Björn Kuhligk hat über den Zeitraum eines Jahres von den Rändern der Stadt bis ins Zentrum die schönsten freistehenden Imbisse, die einen festen Standort haben, fotografiert. Und somit ein eigensinniges Gesamtbild des gegenwärtigen Berlins geschaffen. »Imbiss Berlin« ist eine Reise durch die Stadt.
Björn Kuhligk – Berlin in 80 Imbissen
Infos
Von Björn Kuhligk
17 x 12 cm, 120 Seiten, ca. 81 Fotos, Klappenbroschur
Fotograf
Björn Kuhligk, geboren 1975 in Berlin-West, ist Fotograf und Schriftsteller. Zuletzt erschienen seine Bücher »Berlin-Beschimpfung«, illustriert von Jakob Hinrichs, sowie der Fotobildband »Schönefeld« in der Favoritenpresse.
Presse
»Kuhligk ist ein Mensch, der gern genau hinsieht. In seiner Fotoserie „Schöne Orte“ hat er Minigolfanlagen, traurige Raucherräume und Hinterhöfe verewigt – als Durchgangs- und Aufenthaltsstationen, die unser Leben prägen, ohne dass wir ihnen viel Beachtung schenken. Sein neues Buch würdigt mit den Imbissen mehr als ein Alltagsphänomen. Der Imbiss sei „sozialer Treffpunkt, ein Ort für Plauderei, das Feierabendbier, die Mittagspause“, heißt es in dem Buch. „Er steht an Straßenecken, auf Plätzen, eingeklemmt zwischen Häusern, am Waldrand, im Zentrum. Jeder sieht anders aus, jeder ist ein Unikat“.« (Felix Müller, Berliner Morgenpost)

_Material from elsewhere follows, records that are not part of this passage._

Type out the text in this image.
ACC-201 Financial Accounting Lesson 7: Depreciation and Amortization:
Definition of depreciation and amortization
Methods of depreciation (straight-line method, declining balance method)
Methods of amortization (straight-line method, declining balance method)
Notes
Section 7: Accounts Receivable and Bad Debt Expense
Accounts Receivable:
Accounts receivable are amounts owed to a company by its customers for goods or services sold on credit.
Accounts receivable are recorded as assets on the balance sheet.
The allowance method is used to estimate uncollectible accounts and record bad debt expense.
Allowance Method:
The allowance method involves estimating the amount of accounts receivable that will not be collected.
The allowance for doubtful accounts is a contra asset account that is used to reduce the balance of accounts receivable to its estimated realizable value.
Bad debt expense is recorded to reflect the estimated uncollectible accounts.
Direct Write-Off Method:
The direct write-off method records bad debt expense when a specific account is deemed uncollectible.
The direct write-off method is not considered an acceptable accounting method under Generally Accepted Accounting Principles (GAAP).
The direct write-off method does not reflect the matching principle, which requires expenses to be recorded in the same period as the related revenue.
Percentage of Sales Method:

» … ein Fotobuch, das es schon längst hätte geben müssen. Die fotografierten Stationen prägen unser Stadtbild und unseren Alltag. „Berlin in 80 Imbissen“ heißt das Bändchen und dokumentiert, wie sich Fotograf Björn Kuhligk ein Jahr lang auf freistehende Imbisse im kompletten Berliner Stadtbild fokussiert hat. Es gibt sie in den unterschiedlichsten Formen und Farben. Sie stehen an Straßenecken, auf Plätzen oder eingeklemmt zwischen Häuser oder am Waldrand. Ein Treffpunkt zu dem der Hunger treibt und eine wichtige kulturelle Errungenschaft.« (Marion Brasch, radioeins)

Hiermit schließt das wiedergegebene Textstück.